Je l'avais vu il y a des lustres, probablement dans sa version initiale et je m'y étais un peu ennuyé. Je viens de le revoir dans son montage définitif (réalisé par Truffaut quelques mois avant sa mort en 1984) et une version de 135 minutes, et là je l'ai aimé.
Qu'on se passionne ou pas pour les thèmes traités (différentes formes d'amour que, pardon, je ne me sens pas trop en mesure de développer ici), c'est un joli film.
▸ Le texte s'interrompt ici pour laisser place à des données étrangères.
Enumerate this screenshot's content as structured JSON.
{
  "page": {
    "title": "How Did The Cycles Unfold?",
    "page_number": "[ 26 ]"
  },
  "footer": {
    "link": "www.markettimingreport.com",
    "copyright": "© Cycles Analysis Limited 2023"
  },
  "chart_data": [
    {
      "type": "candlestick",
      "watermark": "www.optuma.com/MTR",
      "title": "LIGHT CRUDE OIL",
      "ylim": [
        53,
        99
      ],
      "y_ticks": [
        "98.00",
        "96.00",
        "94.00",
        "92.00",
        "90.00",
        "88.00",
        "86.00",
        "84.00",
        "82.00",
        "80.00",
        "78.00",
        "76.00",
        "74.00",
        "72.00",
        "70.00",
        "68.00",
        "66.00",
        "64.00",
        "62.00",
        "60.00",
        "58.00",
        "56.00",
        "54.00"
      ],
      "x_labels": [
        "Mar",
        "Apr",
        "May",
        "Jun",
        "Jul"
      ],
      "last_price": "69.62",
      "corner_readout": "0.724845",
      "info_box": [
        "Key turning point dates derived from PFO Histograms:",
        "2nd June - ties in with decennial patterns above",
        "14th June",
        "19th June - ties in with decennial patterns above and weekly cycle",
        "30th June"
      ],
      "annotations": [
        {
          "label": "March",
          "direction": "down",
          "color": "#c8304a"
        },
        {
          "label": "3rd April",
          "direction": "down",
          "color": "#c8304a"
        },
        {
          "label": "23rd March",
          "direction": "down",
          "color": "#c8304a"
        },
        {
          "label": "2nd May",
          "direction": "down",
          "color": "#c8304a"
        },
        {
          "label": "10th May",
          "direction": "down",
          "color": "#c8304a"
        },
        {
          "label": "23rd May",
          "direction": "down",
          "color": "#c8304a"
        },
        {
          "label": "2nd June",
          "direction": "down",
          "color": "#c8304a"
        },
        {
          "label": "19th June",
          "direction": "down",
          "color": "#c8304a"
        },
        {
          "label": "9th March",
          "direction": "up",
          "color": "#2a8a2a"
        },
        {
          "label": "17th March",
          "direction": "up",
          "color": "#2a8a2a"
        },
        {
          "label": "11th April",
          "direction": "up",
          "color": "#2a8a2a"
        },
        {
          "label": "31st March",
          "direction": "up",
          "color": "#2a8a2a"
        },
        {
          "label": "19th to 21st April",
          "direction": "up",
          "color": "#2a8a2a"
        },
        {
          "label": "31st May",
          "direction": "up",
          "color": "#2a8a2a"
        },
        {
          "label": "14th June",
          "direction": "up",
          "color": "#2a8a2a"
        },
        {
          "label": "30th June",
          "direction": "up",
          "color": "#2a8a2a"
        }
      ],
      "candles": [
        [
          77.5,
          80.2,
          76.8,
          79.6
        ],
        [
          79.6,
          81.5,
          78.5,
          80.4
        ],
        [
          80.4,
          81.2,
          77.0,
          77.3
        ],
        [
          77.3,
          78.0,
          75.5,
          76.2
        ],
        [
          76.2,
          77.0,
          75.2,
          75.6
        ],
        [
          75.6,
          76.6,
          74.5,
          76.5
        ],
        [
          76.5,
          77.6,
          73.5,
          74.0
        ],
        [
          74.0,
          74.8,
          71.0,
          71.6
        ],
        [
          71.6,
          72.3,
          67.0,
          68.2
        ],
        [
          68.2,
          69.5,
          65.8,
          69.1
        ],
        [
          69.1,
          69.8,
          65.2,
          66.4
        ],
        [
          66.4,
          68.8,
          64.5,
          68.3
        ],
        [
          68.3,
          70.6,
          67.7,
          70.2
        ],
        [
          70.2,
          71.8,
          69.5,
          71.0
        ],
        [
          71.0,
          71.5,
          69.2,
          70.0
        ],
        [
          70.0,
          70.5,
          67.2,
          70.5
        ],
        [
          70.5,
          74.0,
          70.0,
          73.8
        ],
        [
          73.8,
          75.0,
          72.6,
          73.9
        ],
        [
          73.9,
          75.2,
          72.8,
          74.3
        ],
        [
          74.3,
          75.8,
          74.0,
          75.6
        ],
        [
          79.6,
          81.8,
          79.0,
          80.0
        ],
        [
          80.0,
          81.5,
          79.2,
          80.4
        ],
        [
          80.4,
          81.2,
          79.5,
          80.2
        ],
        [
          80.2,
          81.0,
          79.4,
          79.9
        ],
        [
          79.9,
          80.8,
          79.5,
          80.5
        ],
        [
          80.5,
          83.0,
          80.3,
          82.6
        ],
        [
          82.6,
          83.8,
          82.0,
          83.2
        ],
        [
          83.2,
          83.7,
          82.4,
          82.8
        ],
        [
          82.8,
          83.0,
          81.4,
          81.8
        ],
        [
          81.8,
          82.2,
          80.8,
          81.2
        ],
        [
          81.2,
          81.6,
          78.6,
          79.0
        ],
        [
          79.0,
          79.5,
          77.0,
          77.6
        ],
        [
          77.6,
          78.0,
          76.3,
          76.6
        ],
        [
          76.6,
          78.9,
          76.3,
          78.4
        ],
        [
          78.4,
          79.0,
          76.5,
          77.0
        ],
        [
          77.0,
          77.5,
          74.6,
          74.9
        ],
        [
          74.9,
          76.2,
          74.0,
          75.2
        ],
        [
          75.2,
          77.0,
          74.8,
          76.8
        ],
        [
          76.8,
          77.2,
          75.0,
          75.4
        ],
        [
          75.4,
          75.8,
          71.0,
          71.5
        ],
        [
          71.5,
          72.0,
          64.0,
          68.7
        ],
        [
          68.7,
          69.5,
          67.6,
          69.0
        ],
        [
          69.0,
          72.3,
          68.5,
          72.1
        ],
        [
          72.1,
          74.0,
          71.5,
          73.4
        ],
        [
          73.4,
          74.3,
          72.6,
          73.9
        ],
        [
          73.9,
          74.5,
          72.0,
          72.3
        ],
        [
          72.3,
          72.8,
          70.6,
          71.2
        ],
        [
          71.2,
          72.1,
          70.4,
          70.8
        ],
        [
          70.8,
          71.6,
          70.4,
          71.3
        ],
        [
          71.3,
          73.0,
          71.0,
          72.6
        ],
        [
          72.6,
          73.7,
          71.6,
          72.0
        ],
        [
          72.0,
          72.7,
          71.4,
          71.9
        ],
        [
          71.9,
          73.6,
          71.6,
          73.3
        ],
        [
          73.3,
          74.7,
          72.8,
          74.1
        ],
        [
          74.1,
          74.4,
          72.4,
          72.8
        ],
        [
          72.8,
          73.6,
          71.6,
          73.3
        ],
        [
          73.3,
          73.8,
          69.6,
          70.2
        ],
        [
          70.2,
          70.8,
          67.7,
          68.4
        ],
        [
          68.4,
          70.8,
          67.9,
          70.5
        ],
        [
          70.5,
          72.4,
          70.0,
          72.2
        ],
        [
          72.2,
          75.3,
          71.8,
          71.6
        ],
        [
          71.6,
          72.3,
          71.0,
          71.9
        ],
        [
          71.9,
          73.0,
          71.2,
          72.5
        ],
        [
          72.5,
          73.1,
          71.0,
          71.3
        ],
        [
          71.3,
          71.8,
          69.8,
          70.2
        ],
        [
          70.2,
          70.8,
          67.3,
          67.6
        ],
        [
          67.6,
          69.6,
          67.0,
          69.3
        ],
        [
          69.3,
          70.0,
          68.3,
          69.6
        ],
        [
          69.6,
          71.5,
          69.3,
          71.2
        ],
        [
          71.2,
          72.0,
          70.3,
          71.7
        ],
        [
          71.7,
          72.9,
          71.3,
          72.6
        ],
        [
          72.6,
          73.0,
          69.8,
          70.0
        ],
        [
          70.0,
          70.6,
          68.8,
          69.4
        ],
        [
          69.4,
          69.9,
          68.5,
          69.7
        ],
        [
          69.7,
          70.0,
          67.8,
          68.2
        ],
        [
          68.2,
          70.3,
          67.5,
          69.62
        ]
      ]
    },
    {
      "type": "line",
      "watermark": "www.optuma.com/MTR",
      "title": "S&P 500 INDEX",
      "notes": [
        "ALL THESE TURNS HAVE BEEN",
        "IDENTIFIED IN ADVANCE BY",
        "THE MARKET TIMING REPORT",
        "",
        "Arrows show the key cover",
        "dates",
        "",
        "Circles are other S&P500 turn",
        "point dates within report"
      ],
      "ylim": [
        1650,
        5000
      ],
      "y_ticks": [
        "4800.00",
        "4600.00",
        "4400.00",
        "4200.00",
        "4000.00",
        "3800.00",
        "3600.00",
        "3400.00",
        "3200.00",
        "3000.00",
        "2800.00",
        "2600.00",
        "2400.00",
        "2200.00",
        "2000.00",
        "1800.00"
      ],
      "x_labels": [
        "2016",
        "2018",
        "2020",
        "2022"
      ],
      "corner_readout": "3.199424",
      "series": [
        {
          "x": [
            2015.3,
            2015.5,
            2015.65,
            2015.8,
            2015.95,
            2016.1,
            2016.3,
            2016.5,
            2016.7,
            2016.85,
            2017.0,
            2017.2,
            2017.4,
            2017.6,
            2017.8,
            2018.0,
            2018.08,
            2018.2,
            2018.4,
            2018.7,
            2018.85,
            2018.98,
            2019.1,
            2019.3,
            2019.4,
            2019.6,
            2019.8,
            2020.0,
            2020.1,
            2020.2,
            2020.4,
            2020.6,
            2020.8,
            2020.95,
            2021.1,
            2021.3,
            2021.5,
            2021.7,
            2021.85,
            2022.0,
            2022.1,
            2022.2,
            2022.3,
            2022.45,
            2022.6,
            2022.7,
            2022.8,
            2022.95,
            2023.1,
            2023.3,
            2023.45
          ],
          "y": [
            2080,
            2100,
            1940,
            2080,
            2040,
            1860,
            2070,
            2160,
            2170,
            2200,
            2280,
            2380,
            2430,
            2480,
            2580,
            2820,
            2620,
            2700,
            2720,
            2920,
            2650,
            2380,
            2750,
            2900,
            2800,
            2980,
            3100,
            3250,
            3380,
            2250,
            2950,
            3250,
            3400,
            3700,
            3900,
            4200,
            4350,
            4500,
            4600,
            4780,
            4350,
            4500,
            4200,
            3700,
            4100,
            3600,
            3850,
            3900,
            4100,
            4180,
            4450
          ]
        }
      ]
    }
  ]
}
Romantique et plein de fraîcheur. Par ses couleurs, ses décors intérieurs ou extérieurs (notamment, une merveille de chemin de campagne anglais), ses personnages : Jean-Pierre Léaud à 27 ans et en paraissant 3 de moins, Philippe Léotard à 30-31 pas encore cabossé par la vie (du moins en apparence) et deux actrices britanniques de 29 et 22 ans : Kika Markham et Stacey Tendeter, assez peu connues de ce côté-ci du Channel mais fraîches et jolies.
Romantique également par sa photographie (l'oeuvre du grand Néstor Almendros) et par sa musique (cf. lien ci-dessous).
Le scénario est adaptée, comme l'avait été Jules et Jim, d'un roman de Henri-Pierre Roché. C'est encore une histoire de triangle amoureux, avec deux femmes (deux soeurs) et un homme, cette fois. Les péripéties peuvent paraître longuettes et tirées par les cheveux et le principe de narration adopté (par voix off, celle de Truffaut) un peu désuet ; néanmoins le résultat d'ensemble, bien que d'une tonalité assez triste, est plutôt charmant et ne manque ni de classe ni d'allure. Et puis... cette espèce de réflexion sur ce qu'est l'amour, cette tentative d'intellectualisation du sentiment amoureux (en le dissociant du sexe pur, des pulsions purement physiques) lui donnent un petit côté rohmérien (on n'est pas si loin que ça de Ma nuit chez Maud et du Genou de Claire) précieux, poétique, presque déchirant. Ces deux Anglaises dont Claude ("le Continent") est épris m'ont aussi, peut-être bizarrement, fait penser aux soeurs Brontë, à Emily surtout ; il faut dire que la voix off donne au film un ton littéraire qui peut dérouter.
Bref, sans avoir été pleinement enthousiasmé par cette deuxième vision des Deux Anglaises et le Continent, je comprends tout à fait que Truffaut ait pu le considérer comme son chef d'oeuvre et consacrer ses dernières forces à peaufiner au mieux son montage. Je suis convaincu que la postérité lui rendra justice et que le film, gagnant peu à peu l'estime de la plupart des cinéphiles, restera comme un de ses meilleurs.